Consequently, what is now at stake in this case against the leading European power is nothing more and nothing less than the definitive enshrinement of the primacy of EU law and the judicial decisions of the Court of the European Union over any national legislation. And the fact that Germany is the target of the infringement proceedings shows the scale of the challenge.

But, in the background, there are other implicit targets: Poland and Hungary in the first place, too prone to the temptation to impose their national legislation above that of the EU, especially in cases that touch the nerve of European integration, such as freedom of expression and movement or the independence of such an essential power in the architecture of states as the judiciary.

Within the Commission itself, as well as in the Europarliament, it is considered essential to nip in the bud any 'nationalist' tendencies in the bud by 'following one's own road map', which would ultimately lead to a multitude of exceptions, the consequence of which would be nothing other than the weakening of the Community edifice, the home of all.

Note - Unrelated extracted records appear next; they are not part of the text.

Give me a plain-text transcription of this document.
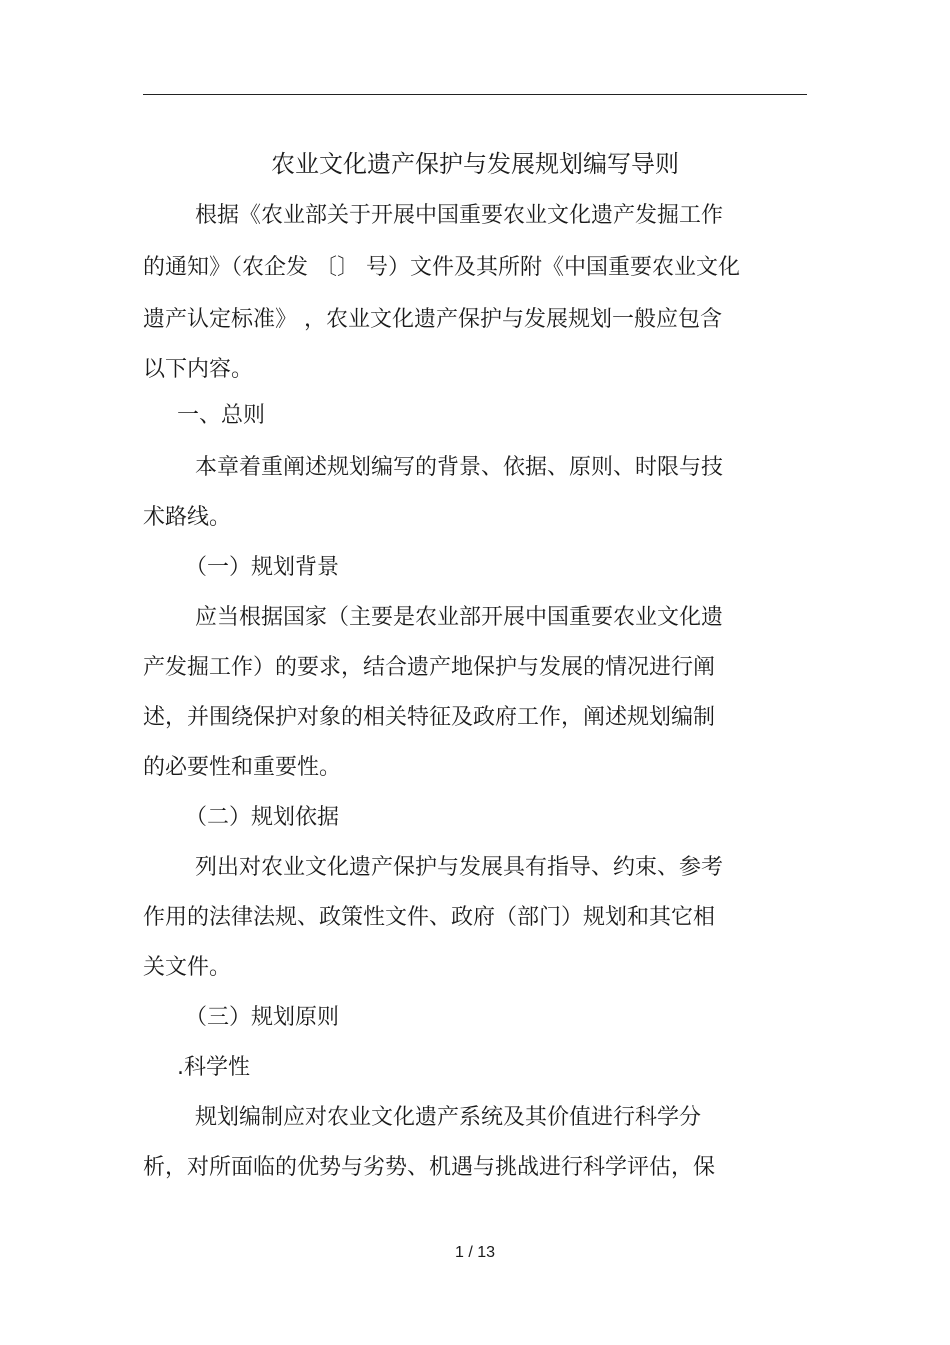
农业文化遗产保护与发展规划编写导则
根据《农业部关于开展中国重要农业文化遗产发掘工作
的通知》（农企发 〔〕 号）文件及其所附《中国重要农业文化
遗产认定标准》 ，农业文化遗产保护与发展规划一般应包含
以下内容。
一、总则
本章着重阐述规划编写的背景、依据、原则、时限与技
术路线。
（一）规划背景
应当根据国家（主要是农业部开展中国重要农业文化遗
产发掘工作）的要求，结合遗产地保护与发展的情况进行阐
述，并围绕保护对象的相关特征及政府工作，阐述规划编制
的必要性和重要性。
（二）规划依据
列出对农业文化遗产保护与发展具有指导、约束、参考
作用的法律法规、政策性文件、政府（部门）规划和其它相
关文件。
（三）规划原则
.科学性
规划编制应对农业文化遗产系统及其价值进行科学分
析，对所面临的优势与劣势、机遇与挑战进行科学评估，保
1 / 13
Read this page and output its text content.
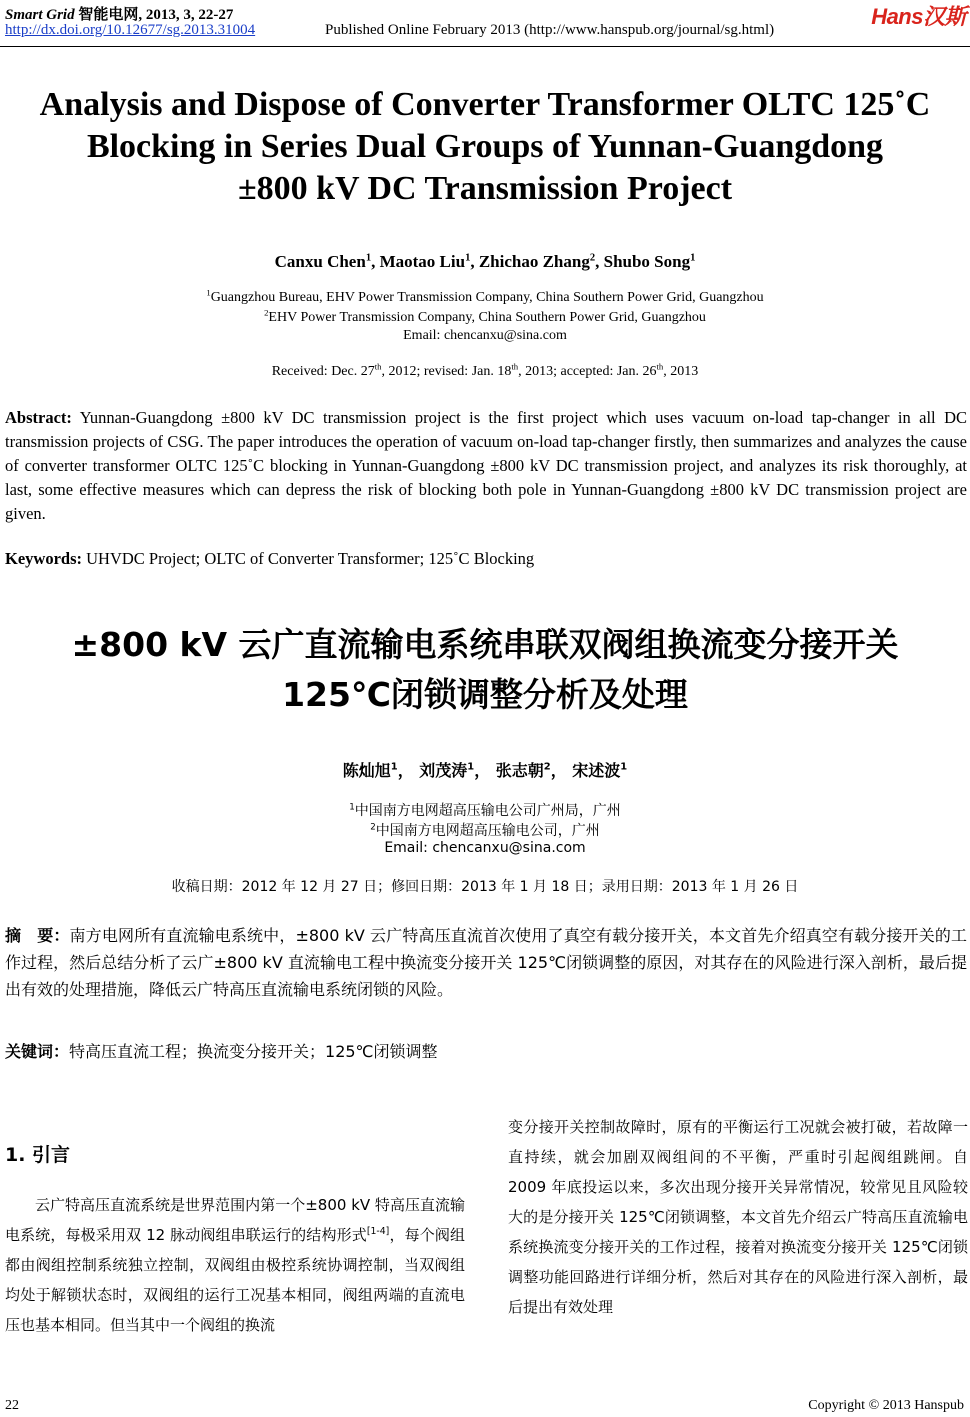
Smart Grid 智能电网, 2013, 3, 22-27
http://dx.doi.org/10.12677/sg.2013.31004	Published Online February 2013 (http://www.hanspub.org/journal/sg.html)
Hans汉斯
Analysis and Dispose of Converter Transformer OLTC 125˚C
Blocking in Series Dual Groups of Yunnan-Guangdong
±800 kV DC Transmission Project
Canxu Chen$^1$, Maotao Liu$^1$, Zhichao Zhang$^2$, Shubo Song$^1$
$^1$Guangzhou Bureau, EHV Power Transmission Company, China Southern Power Grid, Guangzhou
$^2$EHV Power Transmission Company, China Southern Power Grid, Guangzhou
Email: chencanxu@sina.com
Received: Dec. 27th, 2012; revised: Jan. 18th, 2013; accepted: Jan. 26th, 2013
Abstract: Yunnan-Guangdong ±800 kV DC transmission project is the first project which uses vacuum on-load tap-changer in all DC transmission projects of CSG. The paper introduces the operation of vacuum on-load tap-changer firstly, then summarizes and analyzes the cause of converter transformer OLTC 125˚C blocking in Yunnan-Guangdong ±800 kV DC transmission project, and analyzes its risk thoroughly, at last, some effective measures which can depress the risk of blocking both pole in Yunnan-Guangdong ±800 kV DC transmission project are given.
Keywords: UHVDC Project; OLTC of Converter Transformer; 125˚C Blocking
±800 kV 云广直流输电系统串联双阀组换流变分接开关
125℃闭锁调整分析及处理
陈灿旭$^1$， 刘茂涛$^1$， 张志朝$^2$， 宋述波$^1$
$^1$中国南方电网超高压输电公司广州局，广州
$^2$中国南方电网超高压输电公司，广州
Email: chencanxu@sina.com
收稿日期：2012 年 12 月 27 日；修回日期：2013 年 1 月 18 日；录用日期：2013 年 1 月 26 日
摘　要：南方电网所有直流输电系统中，±800 kV 云广特高压直流首次使用了真空有载分接开关，本文首先介绍真空有载分接开关的工作过程，然后总结分析了云广±800 kV 直流输电工程中换流变分接开关 125℃闭锁调整的原因，对其存在的风险进行深入剖析，最后提出有效的处理措施，降低云广特高压直流输电系统闭锁的风险。
关键词：特高压直流工程；换流变分接开关；125℃闭锁调整
1. 引言
云广特高压直流系统是世界范围内第一个±800 kV 特高压直流输电系统，每极采用双 12 脉动阀组串联运行的结构形式[1-4]，每个阀组都由阀组控制系统独立控制，双阀组由极控系统协调控制，当双阀组均处于解锁状态时，双阀组的运行工况基本相同，阀组两端的直流电压也基本相同。但当其中一个阀组的换流
变分接开关控制故障时，原有的平衡运行工况就会被打破，若故障一直持续，就会加剧双阀组间的不平衡，严重时引起阀组跳闸。自 2009 年底投运以来，多次出现分接开关异常情况，较常见且风险较大的是分接开关 125℃闭锁调整，本文首先介绍云广特高压直流输电系统换流变分接开关的工作过程，接着对换流变分接开关 125℃闭锁调整功能回路进行详细分析，然后对其存在的风险进行深入剖析，最后提出有效处理
22	Copyright © 2013 Hanspub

Not a few Brussels experts point to the former Soviet satellite countries as the "most difficult pupils" in learning all the ropes of EU democracy. But, at the same time, they also denounce how other historical members of the EU participate in the same nationalist temptation, in the belief in their own historical and moral superiority. A drive by virtue of which Europe has suffered so many tragedies and shed so much blood throughout its history. A tragic and multi-secular experience which, in order to prevent its repetition, made the European Union a reality.